Автаркия, или Путь Мишимо (Тагиров) - страница 41

Юлиус выбрал один из самых сложных маршрутов. Мы карабкались наверх несколько часов. Без страховки, полагаясь только на свои силы. Ты, может, скажешь, что это безрассудство – особенно со стороны человека, от которого сейчас так много всего зависит, от которого зависит само наше будущее. Но он не был безрассуден. Каждый его шаг, каждое его движение был точно рассчитано, взвешено и исполнено самым безупречным образом. И он контролировал не только свой подъем – следил, как с каменной плотью гор обнимается твоя непутевая сестра, и пару раз, когда между мной и камнем горы рождалось недопонимание, поддержал меня – другими словами: спас. Я поняла, что так он идет и по жизни: без страховки, полагаясь только на себя, на свое знание того, что должно быть сделано, и на понимание, как именно. И откуда в нем такое знание, как не свыше, скажи мне? Ты ведь много раз общался с ним. Ты ведь тоже в нем это почувствовал. Я знаю. Иначе ты не стал бы его поддерживать там, где другие бы засомневались.

К наступлению сумерек мы уже были на вершине. Разожгли костер, достали лепешки и сыр. Стали смотреть, как ночь накатывается на город. Я спросила, правда ли он видел нашу с тобой мать, тогда, при первой встрече. Он удивился вопросу. Конечно. А что в этом такого? Я объяснила, что наша мама умерла задолго до того дня. Он задумался. Потом рассказал про свою. Она тоже умерла. Недавно. Он знал о ее тяжелом состоянии, но не смог приехать. Путь, которым ты решил идти, определяет твой выбор. Но не всякий выбор во имя этого Пути будет правильным, даже если правилен Путь. Путь – не оправдание. Путь – это Путь. И пока ты идешь дальше, груз того, о чем ты не расскажешь никому, все растет.

Я спросила, о чем это, к примеру, он обычно не говорит. Он негромко засмеялся и ласково посмотрел мне в глаза. Потом признался, что не доверяет человеку. Точнее, человеческому в человеке. Слишком часто видел, как человеческое в человеке толкает нас свернуть в сторону с правильного Пути. Человеческое – источник наших страхов, нашей продажности, коррупции, злоупотреблений властью, предвзятых, несправедливых решений и много чего еще. Посетовал, что за все эти годы так слабо продвинулся в очень важном деле: власть должна принадлежать принципам, а не людям. Блага и привилегии власть имущих необходимо упразднить: чем выше твой статус, тем меньше должно быть у тебя личных прав и тем больше обязанностей. Поэтому это не та власть, к которой стремился бы средний человек.

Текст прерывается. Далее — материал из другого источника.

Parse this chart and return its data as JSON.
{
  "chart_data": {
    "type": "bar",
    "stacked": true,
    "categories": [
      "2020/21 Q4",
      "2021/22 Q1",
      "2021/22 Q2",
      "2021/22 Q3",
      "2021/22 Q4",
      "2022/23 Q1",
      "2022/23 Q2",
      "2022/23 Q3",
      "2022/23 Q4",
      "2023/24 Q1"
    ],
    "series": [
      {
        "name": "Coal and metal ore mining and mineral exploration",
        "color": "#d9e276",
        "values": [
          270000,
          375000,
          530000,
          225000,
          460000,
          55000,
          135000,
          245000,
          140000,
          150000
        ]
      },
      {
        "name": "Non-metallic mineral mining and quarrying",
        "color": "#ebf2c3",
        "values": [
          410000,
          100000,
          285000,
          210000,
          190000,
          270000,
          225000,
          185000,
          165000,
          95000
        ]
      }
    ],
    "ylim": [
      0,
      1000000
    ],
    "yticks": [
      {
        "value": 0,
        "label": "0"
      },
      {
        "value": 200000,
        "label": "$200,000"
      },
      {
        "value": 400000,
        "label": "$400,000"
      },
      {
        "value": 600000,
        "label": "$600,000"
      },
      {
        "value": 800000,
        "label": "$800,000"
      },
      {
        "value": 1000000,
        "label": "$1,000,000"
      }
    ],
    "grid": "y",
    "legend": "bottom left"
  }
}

Я поинтересовалась: а разве Партия провозглашает не то же самое? Он кивнул, а затем покачал головой. Провозглашает. Спросил, отчего, как я думаю, после семьдесят восьмого Партия так быстро выросла почти в четыре раза? Не оттого ли, что все вдруг прониклись идеями Мишимо? В его голосе звучали нотки сарказма. А где же все эти люди были раньше? Или Мишимо сказал что-то такое, что до него никто и не знал? Нет, просто после семьдесят восьмого их Партия стала партией власти. И кто тут же в нее полез? Все те прилипалы-конформисты, которым так тепло жилось при Милочке, а до него – при Боговиче, – и они быстро вызубрили слова Мишимо и научились их повторять при каждом удобном случае, и не то, что случилось тогда в пещере, а вот это и есть настоящее убийство Мишимо.